Still, the self-described “staunch Democrat” is a fixture at the kinds of power fundraisers regularly thrown by his friend Jeffrey Katzenberg, founder of Quibi. It was at one of those events shortly after Obama won his second term that Allen took the president to task. “I asked Obama, ‘Why don’t you audit the banks and see if they lend any money to Black people, because they are not,’ ” he says. “I asked him in front of about 50 people at [L.A. restaurant] Fig & Olive. Judd Apatow came up to me and said, ‘Oh my God — you have the biggest balls in the world.’ ” Fired up, Allen delivered his “white president in blackface” tirade on TMZ soon after. Obama assured him that he heard his criticism and would reach out. “But he never did,” Allen says, “like a typical politician.”
But that was then. Allen — who raises three children, ages 7 through 11, with wife Jennifer Lucas, a TV producer — is now more determined than ever to get “category-five disaster” President Donald Trump out of office, and has thrown his full support behind Obama’s former lieutenant, Joe Biden. “Katzenberg had a terrific [fundraiser] at his office before [Biden] even announced,” Allen recalls. “It was the heads of pretty much all the studios saying, ‘Hey, just want you to know: If you decide to run, we’re here for you.’ I was like, ‘Dude, whatever you need — we got you, you know, we got you.’ “
Says Katzenberg of Allen, “You can’t succeed as a businessman without being tough. You’ve got to have bare knuckles, and he’s a fighter. That’s why he wins. But there’s this other side to him that is someone who has a very big heart and is generous. He’s had a phenomenal impact as a businessman, but I’m almost more impressed by his philanthropy. He sets a high bar.”
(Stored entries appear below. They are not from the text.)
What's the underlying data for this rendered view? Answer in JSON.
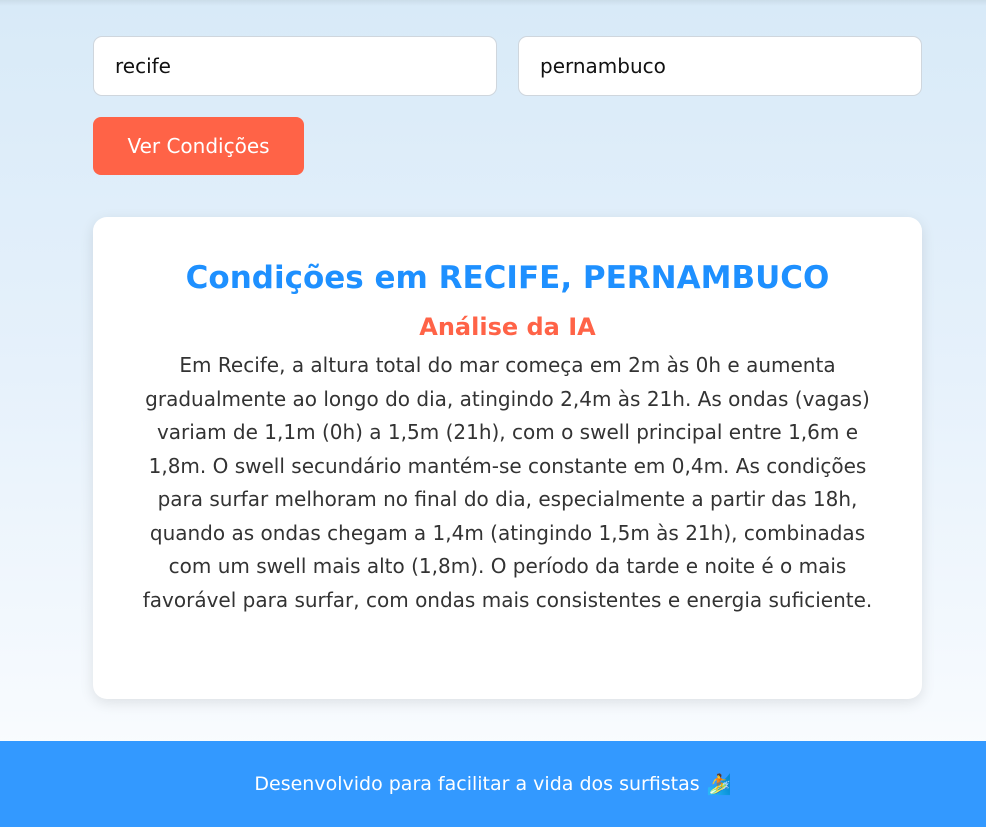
{
  "form": {
    "city_value": "recife",
    "state_value": "pernambuco",
    "submit_label": "Ver Condições"
  },
  "result": {
    "title": "Condições em RECIFE, PERNAMBUCO",
    "analysis_heading": "Análise da IA",
    "analysis_text": "Em Recife, a altura total do mar começa em 2m às 0h e aumenta gradualmente ao longo do dia, atingindo 2,4m às 21h. As ondas (vagas) variam de 1,1m (0h) a 1,5m (21h), com o swell principal entre 1,6m e 1,8m. O swell secundário mantém-se constante em 0,4m. As condições para surfar melhoram no final do dia, especialmente a partir das 18h, quando as ondas chegam a 1,4m (atingindo 1,5m às 21h), combinadas com um swell mais alto (1,8m). O período da tarde e noite é o mais favorável para surfar, com ondas mais consistentes e energia suficiente."
  },
  "footer": {
    "text": "Desenvolvido para facilitar a vida dos surfistas",
    "icon": "surfer-icon",
    "icon_glyph": "🏄"
  },
  "colors": {
    "accent_blue": "#1e90ff",
    "accent_orange": "#ff6347",
    "footer_blue": "#3399ff"
  }
}
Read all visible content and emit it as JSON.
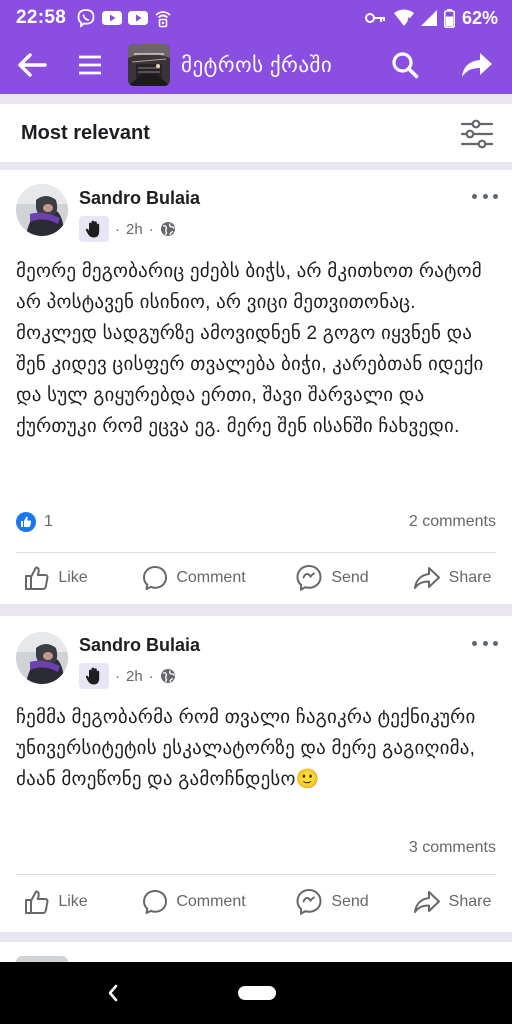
{
  "status_bar": {
    "time": "22:58",
    "battery": "62%",
    "icons": [
      "viber-icon",
      "youtube-icon",
      "youtube-icon",
      "wifi-calling-icon",
      "key-icon",
      "wifi-icon",
      "signal-icon",
      "battery-icon"
    ]
  },
  "app_bar": {
    "title": "მეტროს ქრაში",
    "icons": [
      "back-arrow-icon",
      "menu-icon",
      "search-icon",
      "share-icon"
    ]
  },
  "sort": {
    "label": "Most relevant"
  },
  "posts": [
    {
      "author": "Sandro Bulaia",
      "time": "2h",
      "separator": "·",
      "privacy_icon": "globe-icon",
      "badge_icon": "hand-icon",
      "text": "მეორე მეგობარიც ეძებს ბიჭს, არ მკითხოთ რატომ არ პოსტავენ ისინიო, არ ვიცი მეთვითონაც. მოკლედ სადგურზე ამოვიდნენ 2 გოგო იყვნენ და შენ კიდევ ცისფერ თვალება ბიჭი, კარებთან იდექი და სულ გიყურებდა ერთი, შავი შარვალი და ქურთუკი რომ ეცვა ეგ. მერე შენ ისანში ჩახვედი.",
      "reactions": "1",
      "comments": "2 comments"
    },
    {
      "author": "Sandro Bulaia",
      "time": "2h",
      "separator": "·",
      "privacy_icon": "globe-icon",
      "badge_icon": "hand-icon",
      "text": "ჩემმა მეგობარმა რომ თვალი ჩაგიკრა ტექნიკური უნივერსიტეტის ესკალატორზე და მერე გაგიღიმა, ძაან მოეწონე და გამოჩნდესო🙂",
      "reactions": "",
      "comments": "3 comments"
    }
  ],
  "actions": {
    "like": "Like",
    "comment": "Comment",
    "send": "Send",
    "share": "Share"
  },
  "colors": {
    "accent": "#8a4fe0",
    "like_blue": "#1877f2",
    "text": "#1c1e21",
    "secondary": "#65676b"
  }
}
Those philanthropic efforts include a splashy Oscars-night fundraiser, now in its fifth year, where Katy Perry and Maroon 5 have performed. The gala, which costs Allen $1 million to produce, benefits Children’s Hospital Los Angeles, where as a child he was treated for a severe infection that nearly required a leg amputation. More recently, he threw together a virtual comedy benefit for the food-bank network Feeding America. The special, which featured longtime friends like Murphy, Whoopi Goldberg and Tiffany Haddish, raised $2 million on its May 10 airing on NBC.
“You know how you can sum up Byron is his chess game,” Murphy explains. “Byron played a lot of chess back in the early days. There was a group of people in town, like Berry Gordy and Jim Brown, who would fly in good players. I played Byron a lot. I’m a much better chess player than Byron. Like, nobody beats me. If I had played Byron on the clock, I would have killed Byron. But we didn’t play on the clock — we just played. And that’s Byron’s game. He’s super patient. He takes a long time between every move. He does it until you get frustrated — and then you do something stupid, and then all he needs is a little tiny crack. Just a pawn, any type of advantage, and he had you. That is Byron in a nutshell.”
That patience will come in handy as he enters the next phase of growth for Entertainment Studios Inc., where, in true Allen style, nothing short of total global domination is the plan. “I’m close to the same age when Rupert Murdoch came here to America,” he says. “He was in his 50s. I’m 59. What you see today will be 10,000 times bigger.” Press him on what would make the ultimate jewel in his crown and, without hesitation, he replies, “I’d love to own CNN. But I have to buy AT&T to do that. And I will. Believe me, I think about it every day.”